I have written an image processing application using Visual C++ forms and OpenCV on a windows machine. Everything seems to work ok, but displaying the images is very slow - only a few fps. I would like to be able to get to 30 or so. I am currently using the standard imshow(...) followed by waitkey(1).

My question is: Is there a better (i.e. faster) way to get an image from memory to the monitor. The Mat structure used by openCV is essentially a fancy header pointing to a contiguous block of unsigned char values.

Edit: I tested my code with the VS2013 profiler and it claims that I am spending 50% of the execution time in imshow/waitkey.

I've seen several discussions on this in the OpenCV Q/A forum and they always end with "you shouldn't be using imshow except for debugging" but nobody is suggesting anything else to use, so I thought I'd try here.

guy

Guy Garty
  • 21
  • 1
  • 5
  • How did you reach the conclusion that `imshow` and `waitKey` are the bottleneck? Did you profile your code? Or at least time it? Are you testing it in release build? – Dan Mašek Apr 05 '16 at 22:45
  • 1
    Running [this little test](http://pastebin.com/PFPgzQn0) gives me about 55 FPS with a 1600x1200 image on an i7-4930K with a decent nVidia card. If you want to draw the image yourself, the fastest way is BitBlt in OnPaint handler. I don't use Windows Forms, but i've [got a snippet](http://pastebin.com/GkDQD3AV) I use with WTL, which is quite close to the windows API. Shouldn't be too hard to modify it to suit your purpose. – Dan Mašek Apr 05 '16 at 23:20
  • Release mode helps a bit vs. debug (Should have thought of that myself), – Guy Garty Apr 06 '16 at 19:18
  • I might be the processing algorithm itself where it spends most of the time. What size are the images?

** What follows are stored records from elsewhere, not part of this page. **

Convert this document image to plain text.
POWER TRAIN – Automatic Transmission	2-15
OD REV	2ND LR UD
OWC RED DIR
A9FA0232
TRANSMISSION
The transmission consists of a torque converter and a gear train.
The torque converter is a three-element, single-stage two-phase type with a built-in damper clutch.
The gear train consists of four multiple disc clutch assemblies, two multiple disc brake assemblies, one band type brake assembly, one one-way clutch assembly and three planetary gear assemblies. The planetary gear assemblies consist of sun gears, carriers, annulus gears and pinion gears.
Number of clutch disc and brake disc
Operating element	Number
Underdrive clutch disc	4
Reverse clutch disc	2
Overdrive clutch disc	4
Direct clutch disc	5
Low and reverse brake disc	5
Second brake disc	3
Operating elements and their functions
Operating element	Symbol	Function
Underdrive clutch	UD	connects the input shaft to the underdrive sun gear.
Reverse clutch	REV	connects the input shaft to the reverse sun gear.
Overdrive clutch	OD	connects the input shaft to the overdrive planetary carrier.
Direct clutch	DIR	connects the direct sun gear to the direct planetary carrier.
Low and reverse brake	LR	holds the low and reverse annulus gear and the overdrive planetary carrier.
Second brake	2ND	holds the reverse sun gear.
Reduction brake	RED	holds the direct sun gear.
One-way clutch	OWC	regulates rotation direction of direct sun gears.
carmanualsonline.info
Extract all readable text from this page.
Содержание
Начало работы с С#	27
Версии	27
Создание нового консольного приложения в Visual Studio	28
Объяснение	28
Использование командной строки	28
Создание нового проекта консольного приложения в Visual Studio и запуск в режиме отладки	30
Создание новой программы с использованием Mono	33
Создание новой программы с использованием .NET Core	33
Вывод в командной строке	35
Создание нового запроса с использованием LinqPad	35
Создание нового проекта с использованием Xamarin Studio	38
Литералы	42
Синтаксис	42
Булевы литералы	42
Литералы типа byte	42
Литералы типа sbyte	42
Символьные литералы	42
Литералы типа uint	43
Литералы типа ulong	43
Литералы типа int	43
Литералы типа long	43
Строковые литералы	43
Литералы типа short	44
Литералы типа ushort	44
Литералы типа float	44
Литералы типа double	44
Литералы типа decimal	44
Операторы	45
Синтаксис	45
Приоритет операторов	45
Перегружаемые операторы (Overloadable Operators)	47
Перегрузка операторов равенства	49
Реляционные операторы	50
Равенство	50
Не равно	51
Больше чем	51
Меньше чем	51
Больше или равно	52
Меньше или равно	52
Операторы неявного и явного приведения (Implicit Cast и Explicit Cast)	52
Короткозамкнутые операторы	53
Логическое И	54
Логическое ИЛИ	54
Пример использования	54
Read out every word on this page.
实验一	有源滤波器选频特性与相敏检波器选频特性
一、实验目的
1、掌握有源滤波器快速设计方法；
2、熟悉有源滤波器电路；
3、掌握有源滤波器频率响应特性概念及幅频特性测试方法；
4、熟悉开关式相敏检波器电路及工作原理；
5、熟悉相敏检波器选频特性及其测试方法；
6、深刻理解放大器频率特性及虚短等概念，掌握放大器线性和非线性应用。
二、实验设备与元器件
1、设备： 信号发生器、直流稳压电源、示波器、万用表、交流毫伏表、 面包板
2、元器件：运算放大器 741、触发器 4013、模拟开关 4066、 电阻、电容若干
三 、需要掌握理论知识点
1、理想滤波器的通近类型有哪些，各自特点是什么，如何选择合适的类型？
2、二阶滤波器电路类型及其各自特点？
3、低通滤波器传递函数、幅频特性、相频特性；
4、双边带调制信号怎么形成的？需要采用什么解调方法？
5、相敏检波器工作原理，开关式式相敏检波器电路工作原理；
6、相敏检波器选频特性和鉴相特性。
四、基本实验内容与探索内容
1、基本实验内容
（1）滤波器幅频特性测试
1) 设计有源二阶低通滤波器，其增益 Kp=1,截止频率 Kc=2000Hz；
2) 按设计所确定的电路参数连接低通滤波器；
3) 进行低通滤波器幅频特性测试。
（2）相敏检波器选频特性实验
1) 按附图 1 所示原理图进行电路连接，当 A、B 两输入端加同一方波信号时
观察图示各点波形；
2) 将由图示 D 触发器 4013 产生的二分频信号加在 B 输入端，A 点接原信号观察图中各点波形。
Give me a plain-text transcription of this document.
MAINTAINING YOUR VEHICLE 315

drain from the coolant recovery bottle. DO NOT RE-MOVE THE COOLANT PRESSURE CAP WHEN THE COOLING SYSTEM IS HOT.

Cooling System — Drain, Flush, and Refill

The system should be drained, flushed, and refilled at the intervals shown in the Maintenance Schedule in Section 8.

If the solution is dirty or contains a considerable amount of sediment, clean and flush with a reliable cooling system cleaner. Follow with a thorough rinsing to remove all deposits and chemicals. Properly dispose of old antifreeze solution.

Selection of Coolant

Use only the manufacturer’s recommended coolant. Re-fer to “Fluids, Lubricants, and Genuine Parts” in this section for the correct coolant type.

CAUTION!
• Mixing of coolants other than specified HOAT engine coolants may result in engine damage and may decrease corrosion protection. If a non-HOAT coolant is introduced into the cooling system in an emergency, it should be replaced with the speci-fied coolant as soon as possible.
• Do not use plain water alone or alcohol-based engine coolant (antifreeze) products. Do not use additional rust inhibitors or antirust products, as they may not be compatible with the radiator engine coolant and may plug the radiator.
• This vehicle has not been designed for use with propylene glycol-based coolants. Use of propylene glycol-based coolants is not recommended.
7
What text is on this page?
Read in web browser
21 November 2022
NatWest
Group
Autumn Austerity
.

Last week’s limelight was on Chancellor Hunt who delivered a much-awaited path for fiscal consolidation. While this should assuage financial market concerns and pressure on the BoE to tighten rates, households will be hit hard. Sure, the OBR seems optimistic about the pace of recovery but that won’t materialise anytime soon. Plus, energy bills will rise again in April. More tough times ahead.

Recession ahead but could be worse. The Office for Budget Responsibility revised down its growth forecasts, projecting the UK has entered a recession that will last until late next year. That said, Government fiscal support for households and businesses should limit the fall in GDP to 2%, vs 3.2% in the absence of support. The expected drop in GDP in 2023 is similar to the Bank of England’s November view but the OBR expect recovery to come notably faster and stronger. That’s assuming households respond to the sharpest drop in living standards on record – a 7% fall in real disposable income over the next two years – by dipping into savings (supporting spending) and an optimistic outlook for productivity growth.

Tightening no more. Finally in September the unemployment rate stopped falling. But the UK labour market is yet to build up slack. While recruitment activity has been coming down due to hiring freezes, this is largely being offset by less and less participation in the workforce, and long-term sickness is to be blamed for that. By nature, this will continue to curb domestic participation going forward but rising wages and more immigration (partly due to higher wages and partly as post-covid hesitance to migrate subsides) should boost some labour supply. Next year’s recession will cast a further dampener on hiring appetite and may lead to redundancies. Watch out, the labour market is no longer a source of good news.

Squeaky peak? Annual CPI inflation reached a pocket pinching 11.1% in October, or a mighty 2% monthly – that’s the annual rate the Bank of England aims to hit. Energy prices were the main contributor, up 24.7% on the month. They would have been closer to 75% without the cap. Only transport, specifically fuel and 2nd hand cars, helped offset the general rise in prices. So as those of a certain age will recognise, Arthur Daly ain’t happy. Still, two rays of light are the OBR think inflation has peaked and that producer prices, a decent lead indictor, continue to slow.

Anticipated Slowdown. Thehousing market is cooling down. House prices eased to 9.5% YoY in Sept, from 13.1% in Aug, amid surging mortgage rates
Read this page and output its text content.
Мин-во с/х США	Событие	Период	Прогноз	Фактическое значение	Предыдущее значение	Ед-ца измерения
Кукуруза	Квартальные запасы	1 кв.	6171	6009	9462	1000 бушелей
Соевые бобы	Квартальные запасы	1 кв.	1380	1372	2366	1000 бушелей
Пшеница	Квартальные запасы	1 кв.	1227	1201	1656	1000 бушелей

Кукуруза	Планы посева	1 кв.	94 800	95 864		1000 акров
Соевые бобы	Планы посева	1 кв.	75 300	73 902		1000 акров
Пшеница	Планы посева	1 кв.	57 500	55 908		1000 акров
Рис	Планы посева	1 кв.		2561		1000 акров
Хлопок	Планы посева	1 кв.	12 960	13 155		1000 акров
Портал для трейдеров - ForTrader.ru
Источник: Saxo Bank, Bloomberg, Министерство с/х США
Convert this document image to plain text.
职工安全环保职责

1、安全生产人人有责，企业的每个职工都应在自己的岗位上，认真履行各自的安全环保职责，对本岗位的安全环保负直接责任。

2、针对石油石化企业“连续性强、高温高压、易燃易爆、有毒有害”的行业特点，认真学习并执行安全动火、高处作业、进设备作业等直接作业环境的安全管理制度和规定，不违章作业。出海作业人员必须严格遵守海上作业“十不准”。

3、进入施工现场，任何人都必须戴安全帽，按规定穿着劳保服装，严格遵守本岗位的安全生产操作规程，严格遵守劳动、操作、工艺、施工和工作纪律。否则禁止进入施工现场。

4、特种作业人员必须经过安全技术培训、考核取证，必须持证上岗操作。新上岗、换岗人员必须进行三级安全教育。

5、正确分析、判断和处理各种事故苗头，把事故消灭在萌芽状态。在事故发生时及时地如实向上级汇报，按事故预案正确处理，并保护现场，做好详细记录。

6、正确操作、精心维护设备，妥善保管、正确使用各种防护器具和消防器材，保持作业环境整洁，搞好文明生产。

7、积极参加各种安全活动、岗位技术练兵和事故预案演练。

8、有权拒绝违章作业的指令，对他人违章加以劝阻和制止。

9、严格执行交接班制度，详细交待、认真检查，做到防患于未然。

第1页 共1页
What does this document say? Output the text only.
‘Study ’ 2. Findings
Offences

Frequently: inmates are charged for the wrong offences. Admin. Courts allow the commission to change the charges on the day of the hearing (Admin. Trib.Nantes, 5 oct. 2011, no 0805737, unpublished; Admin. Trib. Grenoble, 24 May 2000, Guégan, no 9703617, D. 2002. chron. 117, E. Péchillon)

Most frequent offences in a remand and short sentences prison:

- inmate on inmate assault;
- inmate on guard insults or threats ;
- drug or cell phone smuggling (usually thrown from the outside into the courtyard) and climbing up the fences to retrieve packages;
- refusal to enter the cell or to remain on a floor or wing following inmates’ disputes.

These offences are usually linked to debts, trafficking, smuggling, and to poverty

What does the algorithm look like? – Dan Mašek Apr 06 '16 at 19:26
  • Images are 5.5MP 16 bit, coming from an sCMOS camera. – Guy Garty Apr 06 '16 at 19:28
  • the processing is scaling them down to 8 bit for display. The VS profiler claims that the display bit is ~50%, the processing ~30% and the image acquisition ~15% (but depends on exposure). So at best I could probably get a 2x gain. The thing is that the software that comes with the camera supports video rates in "live view mode" which I am trying to replicate, so that I know a solution exists, I just cant get to it. – Guy Garty Apr 06 '16 at 19:44
  • Do you resize the image somehow? Is the window autosized, or is the size different than the image size? Can you put your code in the question, or maybe on github, or pastebin? – Dan Mašek Apr 06 '16 at 20:11

1 Answers1

3

Without seeing what you have, here is the approach I would take to achieve what you want.

  1. Have a dedicated thread for frame acquisition from the camera. Insert the acquired frames into a synchronized queue, that is consumed by:

  2. Image processing thread. Takes frames from the queue, processes them into images suitable for display. It changes a synchronized output image, and notifies GUI about it.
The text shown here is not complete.